O Ex.mo Desembargador Relator proferiu despacho referindo que no caso dos autos,
o recurso não é admissível nos termos do art. 400º, n.º 1, alínea f), do CPP,
quer na redacção introduzida pela Lei n.º 48/2007 quer na anterior.
Desse despacho reclamam as recorrentes, sustentando, além do mais, que à
situação em apreço deve ser aplicado o art. 400º, n.º 1, alínea f), do CPP, na
redacção anterior à Lei n.º 48/07, por força do art. 50, n.º 2, alínea a), do
CPP, e 18.º da CRP, este último por confronto com o art. 399.º do CPP, em
conformidade com o art. 32.º, n.º 1, da CRP.
Foi mantido o despacho reclamado.
Notificadas desse despacho vieram as arguidas apresentar novo requerimento a
fls. 24 dirigido ao Presidente do Supremo Tribunal de Justiça.
II. Cumpre apreciar e decidir.
Em processo penal, para que seja admissível recurso para o Supremo Tribunal de
Justiça é necessário que se verifique alguma das situações previstas no art.
432.º do CPP.
Assim, impõe-se desde logo fazer apelo à alínea b) do n.º 1 do referido art.
432.º, onde se determina que se recorre para o STJ “de decisões que não sejam
irrecorríveis proferidas pelas relações, em recurso, nos termos do art. 400.º” E
deste preceito destaca-se a alínea f) do seu n.º 1, na redacção introduzida pela
Lei n.º 48/2007, de 29/08, que estabelece serem irrecorríveis os “acórdãos
condenatórios proferidos, em recurso, pelas relações, que confirmem decisão de a
instância e apliquem pena de prisão não superior a 8 anos”.
Deste modo, nos termos da mencionada alínea f), o acórdão questionado é
insusceptível de recurso, tendo em conta a pena aplicada a cada uma das
arguidas, em ambas as instâncias.
E, diversamente do sustentado pelas ora reclamantes, ao abrigo da anterior
redacção da alínea f) do n.º 1 do art. 400.º do CPP também o recurso não era
admissível, por estarmos perante um acórdão condenatório proferido pelo Tribunal
da Relação de Lisboa em processo em que a pena abstractamente aplicável a cada
um dos crimes, em concurso, é inferior a 8 anos.

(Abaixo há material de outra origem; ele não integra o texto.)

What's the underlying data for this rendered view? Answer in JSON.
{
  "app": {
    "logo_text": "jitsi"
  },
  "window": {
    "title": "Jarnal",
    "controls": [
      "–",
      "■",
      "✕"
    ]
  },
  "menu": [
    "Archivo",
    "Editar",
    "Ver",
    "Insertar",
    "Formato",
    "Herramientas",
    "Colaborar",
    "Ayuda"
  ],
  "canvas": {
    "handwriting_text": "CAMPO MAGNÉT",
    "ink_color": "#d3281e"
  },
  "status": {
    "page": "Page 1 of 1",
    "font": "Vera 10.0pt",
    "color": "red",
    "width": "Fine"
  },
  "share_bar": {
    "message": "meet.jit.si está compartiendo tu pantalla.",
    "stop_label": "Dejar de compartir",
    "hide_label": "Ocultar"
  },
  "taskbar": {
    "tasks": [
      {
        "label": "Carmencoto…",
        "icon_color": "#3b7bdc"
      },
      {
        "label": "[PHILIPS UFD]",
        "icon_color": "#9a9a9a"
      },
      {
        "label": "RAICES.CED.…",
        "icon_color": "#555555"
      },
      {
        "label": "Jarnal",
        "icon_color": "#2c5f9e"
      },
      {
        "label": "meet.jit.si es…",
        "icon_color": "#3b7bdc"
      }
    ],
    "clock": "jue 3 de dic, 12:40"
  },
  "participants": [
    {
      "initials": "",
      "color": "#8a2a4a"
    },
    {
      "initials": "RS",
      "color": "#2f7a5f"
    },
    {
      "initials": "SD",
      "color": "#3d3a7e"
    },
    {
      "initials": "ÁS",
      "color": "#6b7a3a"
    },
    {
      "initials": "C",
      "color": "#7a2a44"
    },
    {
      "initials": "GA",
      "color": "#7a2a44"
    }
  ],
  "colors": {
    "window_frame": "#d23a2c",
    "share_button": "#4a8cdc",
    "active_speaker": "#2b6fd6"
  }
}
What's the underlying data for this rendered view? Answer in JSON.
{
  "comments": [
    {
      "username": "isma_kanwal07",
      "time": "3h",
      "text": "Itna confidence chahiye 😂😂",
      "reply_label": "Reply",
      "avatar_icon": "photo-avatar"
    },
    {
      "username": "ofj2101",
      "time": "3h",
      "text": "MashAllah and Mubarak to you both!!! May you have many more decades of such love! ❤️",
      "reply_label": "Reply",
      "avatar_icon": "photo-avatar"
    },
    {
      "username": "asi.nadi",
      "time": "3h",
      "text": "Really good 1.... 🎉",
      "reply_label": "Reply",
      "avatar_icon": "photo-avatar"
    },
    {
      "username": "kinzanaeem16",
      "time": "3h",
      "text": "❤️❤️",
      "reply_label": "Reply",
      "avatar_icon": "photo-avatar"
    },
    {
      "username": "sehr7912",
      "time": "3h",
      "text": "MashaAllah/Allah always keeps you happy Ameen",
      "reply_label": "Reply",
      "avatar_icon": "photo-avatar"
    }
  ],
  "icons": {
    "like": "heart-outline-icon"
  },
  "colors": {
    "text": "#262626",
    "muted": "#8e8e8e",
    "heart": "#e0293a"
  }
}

Assim sendo, não é o recurso admissível para este Supremo Tribunal.
Por último, não nos cabe conhecer do requerimento apresentado a fls. 24 por o
art. 405.º do CPP, apenas impor o conhecimento da reclamação formulada contra o
despacho de não admissão do recurso.
III. Pelo exposto, indefere-se a presente reclamação.”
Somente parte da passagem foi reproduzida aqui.